‘She’s the only one here now?’

‘We release as soon as we can,’ she said, efficient again. ‘Wild animals respond to captivity with stress. There’s a few that are too damaged to survive on their own, but we’ve relocated them all now to bigger animal shelters. Places where they can have as close to a normal life as possible. So yes, there’s only this little one here now. And me.’

He frowned. ‘You’re living here?’

‘I… Yes. I hope you don’t mind. It’s easier.’

‘You’re on twenty-four-hour call?’

‘Not many of my patients buzz me. It’s not as hard as it sounds.’ She was opening the door onto the verandah and ushering him out, almost before he was aware of what she was doing.

There was a small dog lying on an ancient settee by the door. He’d seen him as he arrived. He was some sort of terrier, a nondescript brown-and-white mutt who hadn’t bothered checking Jake out when he arrived. Too old to care? He glanced up now, gave a feeble wag of his tail and then went back to what he was doing.

Which wasn’t sleeping, Jake realised. He was staring down the valley, as if he was waiting for someone.

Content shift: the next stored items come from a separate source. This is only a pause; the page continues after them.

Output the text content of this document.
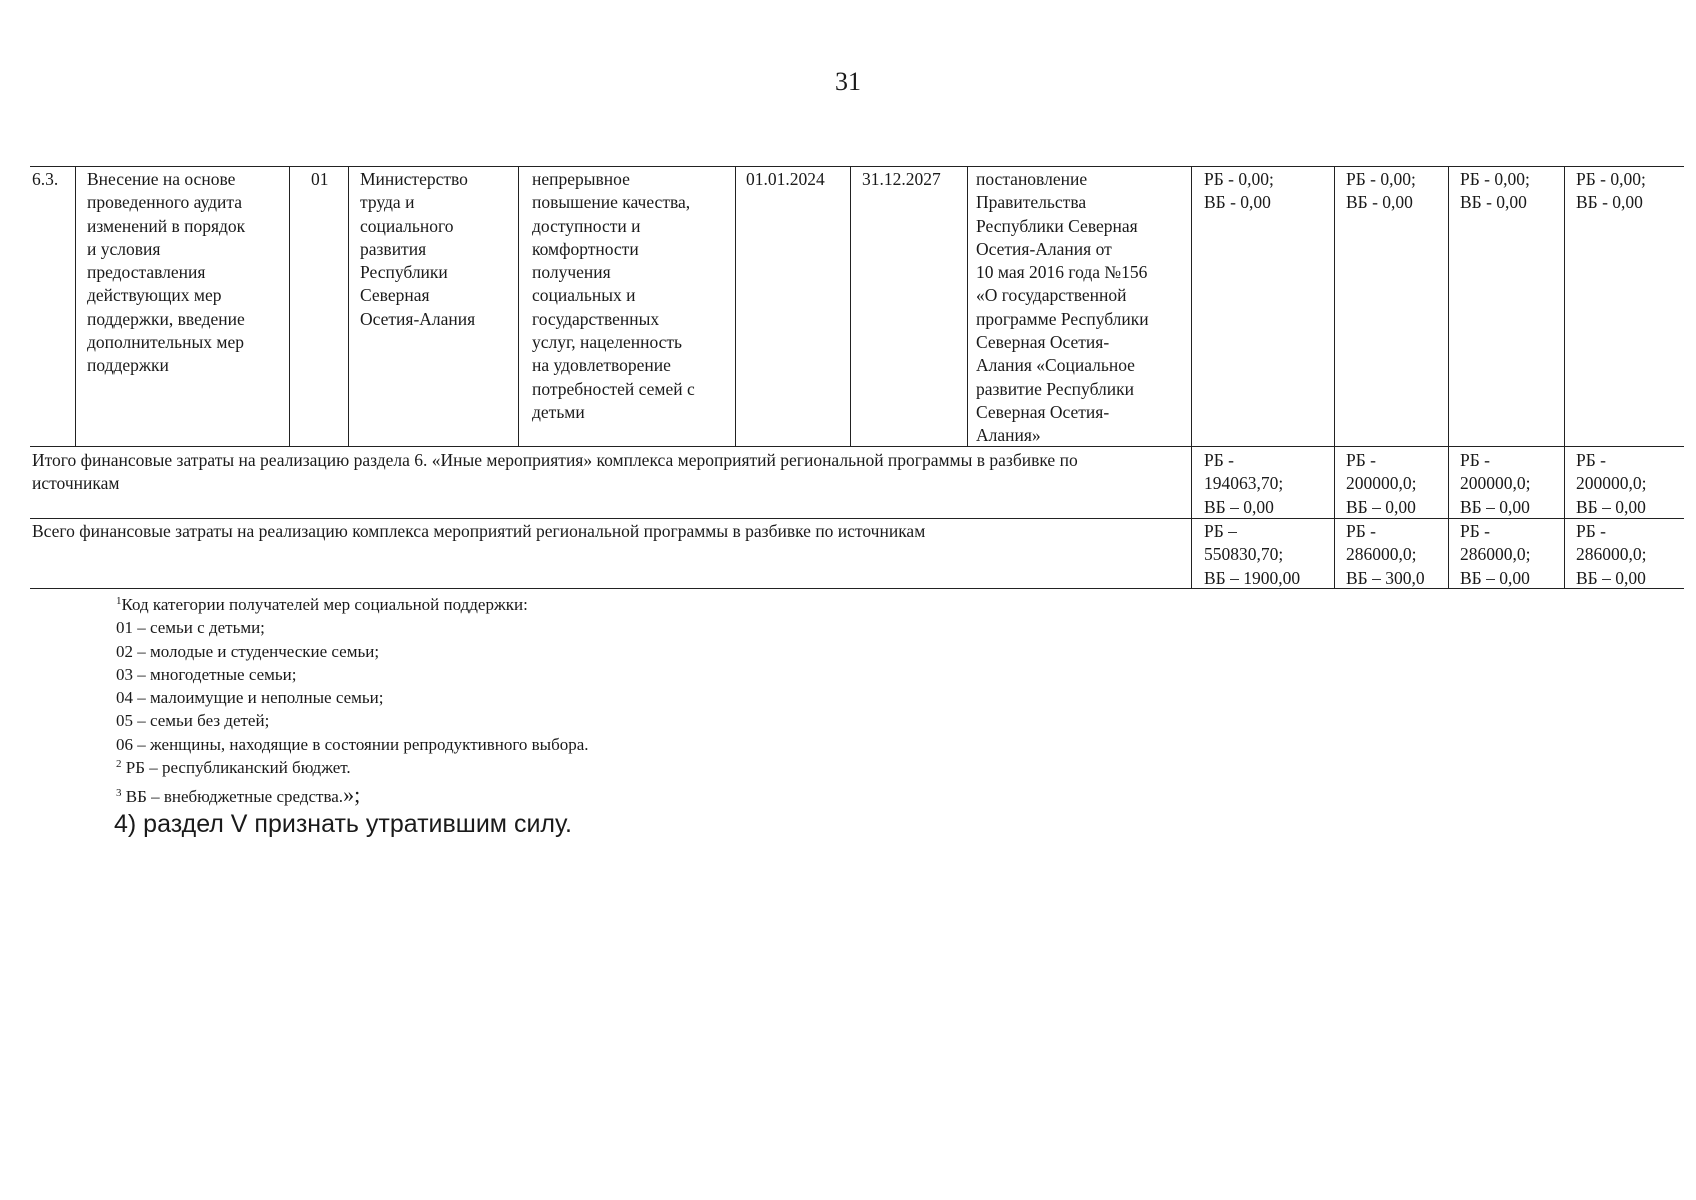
31
6.3. Внесение на основе
проведенного аудита
изменений в порядок
и условия
предоставления
действующих мер
поддержки, введение
дополнительных мер
поддержки
01 Министерство
труда и
социального
развития
Республики
Северная
Осетия-Алания
непрерывное
повышение качества,
доступности и
комфортности
получения
социальных и
государственных
услуг, нацеленность
на удовлетворение
потребностей семей с
детьми
01.01.2024 31.12.2027 постановление
Правительства
Республики Северная
Осетия-Алания от
10 мая 2016 года №156
«О государственной
программе Республики
Северная Осетия-
Алания «Социальное
развитие Республики
Северная Осетия-
Алания»
РБ - 0,00;
ВБ - 0,00
РБ - 0,00;
ВБ - 0,00
РБ - 0,00;
ВБ - 0,00
РБ - 0,00;
ВБ - 0,00
Итого финансовые затраты на реализацию раздела 6. «Иные мероприятия» комплекса мероприятий региональной программы в разбивке по источникам
РБ -
194063,70;
ВБ – 0,00
РБ -
200000,0;
ВБ – 0,00
РБ -
200000,0;
ВБ – 0,00
РБ -
200000,0;
ВБ – 0,00
Всего финансовые затраты на реализацию комплекса мероприятий региональной программы в разбивке по источникам	РБ –
550830,70;
ВБ – 1900,00
РБ -
286000,0;
ВБ – 300,0
РБ -
286000,0;
ВБ – 0,00
РБ -
286000,0;
ВБ – 0,00
$^1$Код категории получателей мер социальной поддержки:
01 – семьи с детьми;
02 – молодые и студенческие семьи;
03 – многодетные семьи;
04 – малоимущие и неполные семьи;
05 – семьи без детей;
06 – женщины, находящие в состоянии репродуктивного выбора.
$^2$ РБ – республиканский бюджет.
$^3$ ВБ – внебюджетные средства.»;
4) раздел V признать утратившим силу.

Tori touched the dog’s ears, and the dog nosed her palm and went right back to looking. Waiting to go home?

‘You’ll be looking forwards to going home,’he ventured, and saw a flash of pain, hidden fast. Uh-oh, he thought. Stupid. If she was staying here… She’d be one of the hundreds burned out.

She hesitated and he knew he was right, but it was too late to retrieve the situation. ‘I guess I must be,’ she said slowly before he could think what else to say, and she shrugged. ‘No, of course I am. It’s time I moved on.’